Stunning photos and entrancing words, fifi.
I've been eyeballing that new moon, too. Something about the moon draws me in every time.
Oh, those dingoes... look dangerous to me. But beautiful.
Lovely words and pictures, as usual with you.
I absolutely love those pictures fifi! The one of the moon is my absolutely favorite, followed by the tide on the last one. I couldn't stop looking at them.
The moon was so bright here last night in the southern hemisphere of London that you could almost read by it.
ganching
As usual, your pictures are inspiring.
I too contemplated photographing this moon. I was running past the Sydney Opera House on the morning of the Björk concert, to be held on the forecourt. The moon hung over the Opera House, but its spherical shape contrasted with the sharp peaks on the Opera House sails. In contradistinction, the covering of Björk's stage was (more-or-less) hemi-spherical, suggesting to me the greater harmony between the natural world and Björk than with the SOH with its traditional activities. I thought "I should take a picture of that and blog about it"...then I thought "but compared with Fifi's blog, my efforts would be miserable". So I ran on past and turned my back on the moon, to run past the old wharves on the other side of the Harbour Bridge.
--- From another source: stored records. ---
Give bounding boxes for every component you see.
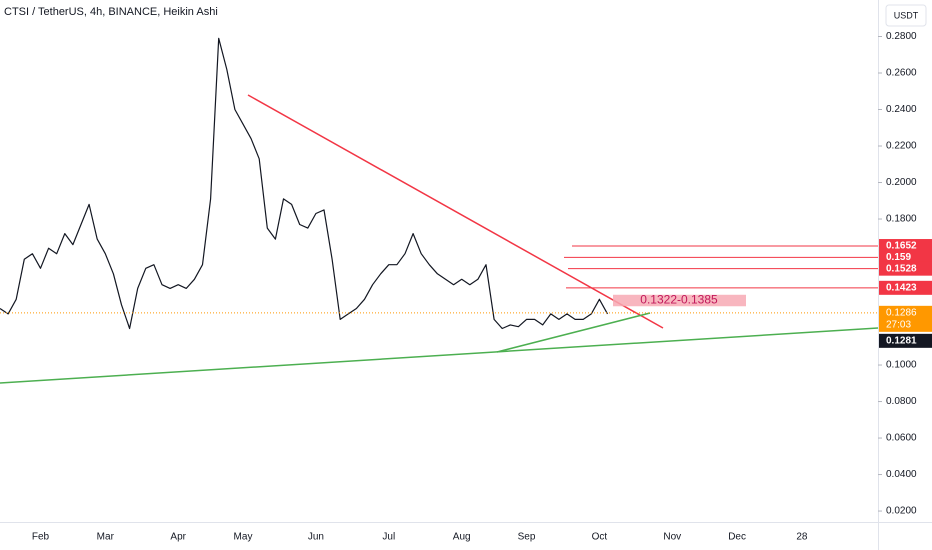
y-tick-label: 0.2600 — [886, 68, 917, 79]
x-tick-label: Jun — [308, 532, 324, 543]
level-tag-label: 0.1652 — [886, 241, 917, 252]
x-tick-label: Jul — [382, 532, 395, 543]
level-tag — [879, 239, 932, 254]
prev-price-tag — [879, 333, 932, 348]
y-tick-label: 0.2200 — [886, 141, 917, 152]
target-zone-label: 0.1322-0.1385 — [640, 293, 718, 307]
level-tag — [879, 250, 932, 265]
x-tick-label: Nov — [663, 532, 681, 543]
y-tick-label: 0.2000 — [886, 177, 917, 188]
currency: USDT — [894, 10, 919, 20]
y-tick-label: 0.0600 — [886, 433, 917, 444]
level-tag-label: 0.159 — [886, 252, 911, 263]
target-zone — [613, 294, 746, 307]
x-tick-label: 28 — [796, 532, 808, 543]
resistance-trendline — [247, 94, 664, 329]
x-tick-label: Dec — [728, 532, 746, 543]
y-tick-label: 0.2800 — [886, 31, 917, 42]
level-tag-label: 0.1423 — [886, 282, 917, 293]
x-tick-label: Sep — [518, 532, 536, 543]
x-tick-label: Oct — [592, 532, 608, 543]
y-tick-label: 0.0200 — [886, 506, 917, 517]
countdown-label: 27:03 — [886, 319, 911, 330]
y-tick-label: 0.0400 — [886, 469, 917, 480]
level-tag — [879, 280, 932, 295]
last-price-label: 0.1286 — [886, 307, 917, 318]
last-price-tag — [879, 305, 932, 332]
currency-box[interactable] — [885, 4, 927, 27]
x-tick-label: Aug — [453, 532, 471, 543]
y-tick-label: 0.1000 — [886, 360, 917, 371]
x-tick-label: Mar — [97, 532, 115, 543]
short-support-trendline — [496, 312, 651, 353]
level-tag-label: 0.1528 — [886, 263, 917, 274]
x-tick-label: Feb — [32, 532, 50, 543]
x-tick-label: Apr — [170, 532, 186, 543]
price-line — [0, 37, 609, 330]
y-tick-label: 0.1800 — [886, 214, 917, 225]
chart-title: CTSI / TetherUS, 4h, BINANCE, Heikin Ash… — [4, 6, 218, 18]
support-trendline — [0, 327, 879, 384]
level-tag — [879, 261, 932, 276]
y-tick-label: 0.2400 — [886, 104, 917, 115]
prev-price-label: 0.1281 — [886, 335, 917, 346]
x-tick-label: May — [234, 532, 253, 543]
y-tick-label: 0.0800 — [886, 396, 917, 407]
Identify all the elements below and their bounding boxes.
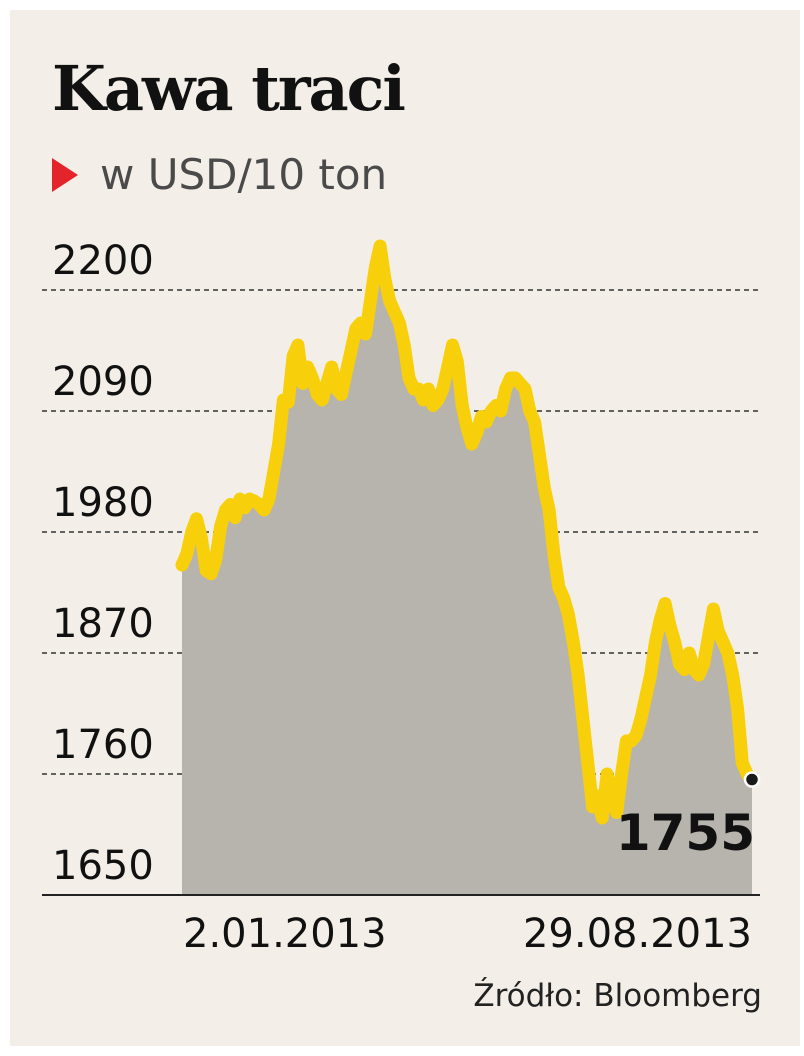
x-tick-label: 2.01.2013 bbox=[183, 911, 387, 957]
chart-subtitle: w USD/10 ton bbox=[52, 150, 387, 199]
y-tick-label: 2200 bbox=[52, 238, 154, 284]
last-value-label: 1755 bbox=[616, 804, 755, 862]
x-tick-label: 29.08.2013 bbox=[523, 911, 752, 957]
price-line bbox=[175, 239, 759, 825]
y-tick-label: 1980 bbox=[52, 480, 154, 526]
red-triangle-icon bbox=[52, 157, 78, 192]
unit-label: w USD/10 ton bbox=[100, 150, 388, 199]
chart-title: Kawa traci bbox=[52, 52, 406, 125]
y-tick-label: 1870 bbox=[52, 601, 154, 647]
price-area bbox=[182, 246, 752, 895]
y-tick-label: 1760 bbox=[52, 722, 154, 768]
y-tick-label: 2090 bbox=[52, 359, 154, 405]
source-note: Źródło: Bloomberg bbox=[473, 978, 762, 1014]
last-value-marker bbox=[743, 771, 761, 788]
y-tick-label: 1650 bbox=[52, 843, 154, 889]
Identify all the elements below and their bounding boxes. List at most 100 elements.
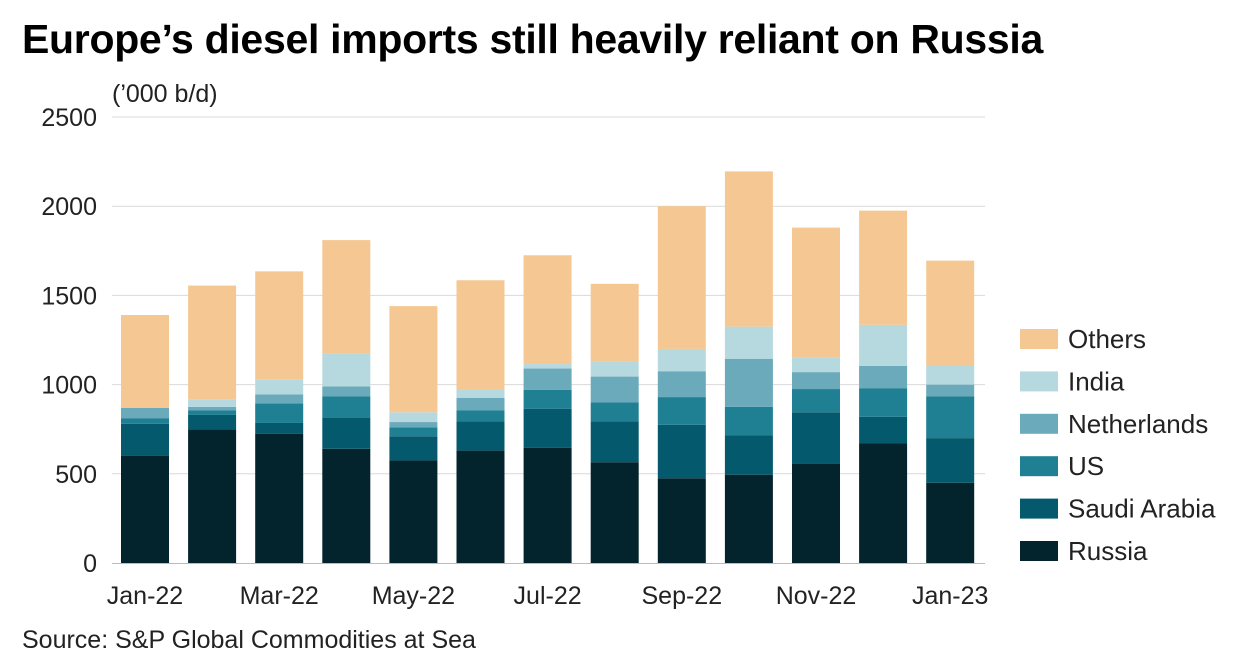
- bar-segment: [389, 422, 438, 428]
- bar-segment: [121, 423, 169, 456]
- x-tick-label: Nov-22: [776, 582, 857, 610]
- bar-segment: [926, 438, 975, 483]
- legend-label: US: [1068, 451, 1104, 481]
- bar-segment: [590, 402, 639, 422]
- bar-segment: [188, 285, 237, 400]
- bar-segment: [926, 482, 975, 563]
- bar-segment: [523, 408, 572, 448]
- x-tick-label: Jan-23: [912, 582, 988, 610]
- legend-label: Others: [1068, 324, 1146, 354]
- bar-segment: [926, 396, 975, 439]
- bar-segment: [255, 394, 304, 404]
- bar-segment: [255, 433, 304, 563]
- bar-segment: [859, 365, 908, 389]
- bar-segment: [322, 417, 371, 449]
- x-tick-label: Jul-22: [514, 582, 582, 610]
- bar-segment: [322, 448, 371, 563]
- bar-segment: [792, 227, 840, 358]
- bar-segment: [590, 361, 639, 377]
- bar-segment: [657, 478, 706, 563]
- bar-segment: [926, 260, 975, 365]
- bar-segment: [792, 412, 840, 464]
- y-tick-label: 0: [83, 550, 97, 578]
- bar-segment: [121, 315, 169, 408]
- bar-segment: [657, 397, 706, 425]
- y-axis-unit-label: (’000 b/d): [112, 80, 218, 108]
- legend-swatch: [1020, 371, 1058, 392]
- bar-segment: [724, 358, 773, 407]
- y-tick-label: 2000: [41, 193, 97, 221]
- bar-segment: [188, 429, 237, 563]
- chart-title: Europe’s diesel imports still heavily re…: [22, 16, 1043, 62]
- legend-label: India: [1068, 366, 1125, 396]
- legend-swatch: [1020, 456, 1058, 477]
- bar-segment: [255, 422, 304, 434]
- legend-label: Russia: [1068, 536, 1148, 566]
- bar-segment: [456, 450, 505, 563]
- bar-segment: [389, 436, 438, 461]
- bar-segment: [456, 280, 505, 390]
- bar-segment: [724, 435, 773, 475]
- bar-segment: [523, 364, 572, 369]
- bar-segment: [389, 412, 438, 423]
- legend: Others India Netherlands US Saudi Arabia Russ…: [1020, 324, 1216, 566]
- bar-segment: [859, 443, 908, 563]
- legend-label: Netherlands: [1068, 409, 1208, 439]
- bar-segment: [724, 171, 773, 327]
- bar-segment: [188, 410, 237, 415]
- bar-segment: [724, 326, 773, 359]
- bar-segment: [255, 379, 304, 395]
- y-tick-label: 500: [55, 461, 97, 489]
- y-tick-label: 1000: [41, 372, 97, 400]
- bar-segment: [590, 421, 639, 463]
- bar-segment: [792, 463, 840, 563]
- bar-segment: [322, 386, 371, 397]
- bar-segment: [724, 474, 773, 563]
- bar-segment: [322, 396, 371, 418]
- bar-segment: [523, 368, 572, 390]
- bar-segment: [926, 364, 975, 385]
- bar-segment: [724, 406, 773, 436]
- bar-segment: [188, 414, 237, 430]
- bar-segment: [121, 407, 169, 419]
- x-tick-label: Sep-22: [641, 582, 722, 610]
- bar-segment: [255, 403, 304, 423]
- bar-segment: [456, 397, 505, 411]
- bar-segment: [590, 283, 639, 362]
- bar-segment: [523, 255, 572, 365]
- bar-segment: [389, 306, 438, 413]
- bar-segment: [657, 206, 706, 349]
- bar-segment: [389, 427, 438, 437]
- x-tick-label: Mar-22: [240, 582, 319, 610]
- bar-segment: [859, 388, 908, 417]
- bar-segment: [859, 210, 908, 325]
- legend-swatch: [1020, 329, 1058, 349]
- bar-segment: [657, 424, 706, 479]
- bar-segment: [523, 447, 572, 563]
- bar-segment: [523, 389, 572, 409]
- bar-segment: [926, 384, 975, 397]
- bars: [121, 171, 975, 563]
- bar-segment: [121, 418, 169, 424]
- legend-label: Saudi Arabia: [1068, 494, 1216, 524]
- axes: 0 500 1000 1500 2000 2500 Jan-22 Mar-22 May-22 Ju…: [41, 104, 988, 610]
- bar-segment: [322, 240, 371, 354]
- legend-swatch: [1020, 541, 1058, 561]
- x-tick-label: Jan-22: [107, 582, 183, 610]
- y-tick-label: 2500: [41, 104, 97, 132]
- bar-segment: [657, 371, 706, 398]
- bar-segment: [792, 389, 840, 413]
- bar-segment: [590, 376, 639, 403]
- bar-segment: [188, 399, 237, 407]
- bar-segment: [657, 348, 706, 372]
- bar-segment: [792, 357, 840, 373]
- legend-swatch: [1020, 413, 1058, 434]
- bar-segment: [859, 324, 908, 366]
- bar-segment: [590, 462, 639, 563]
- bar-segment: [121, 455, 169, 563]
- y-tick-label: 1500: [41, 282, 97, 310]
- legend-swatch: [1020, 498, 1058, 519]
- bar-segment: [792, 372, 840, 390]
- bar-segment: [188, 406, 237, 411]
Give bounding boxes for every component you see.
I learn so many things from your posts, Fifi...thank you!
Another hauntingly beautiful post!
Thankyou Fifi!
That beach looks beautiful! Sounds like the perfect balance of peace and excitement! Lou
i loved the pictures like everybody else did. beautiful place you stay in :-). fifi was the name of a princess in an enid blyton book i once read.
Thank you for visiting the American slum where I dwell on the internet. :)
Beautiful pictures. Beautiful writing.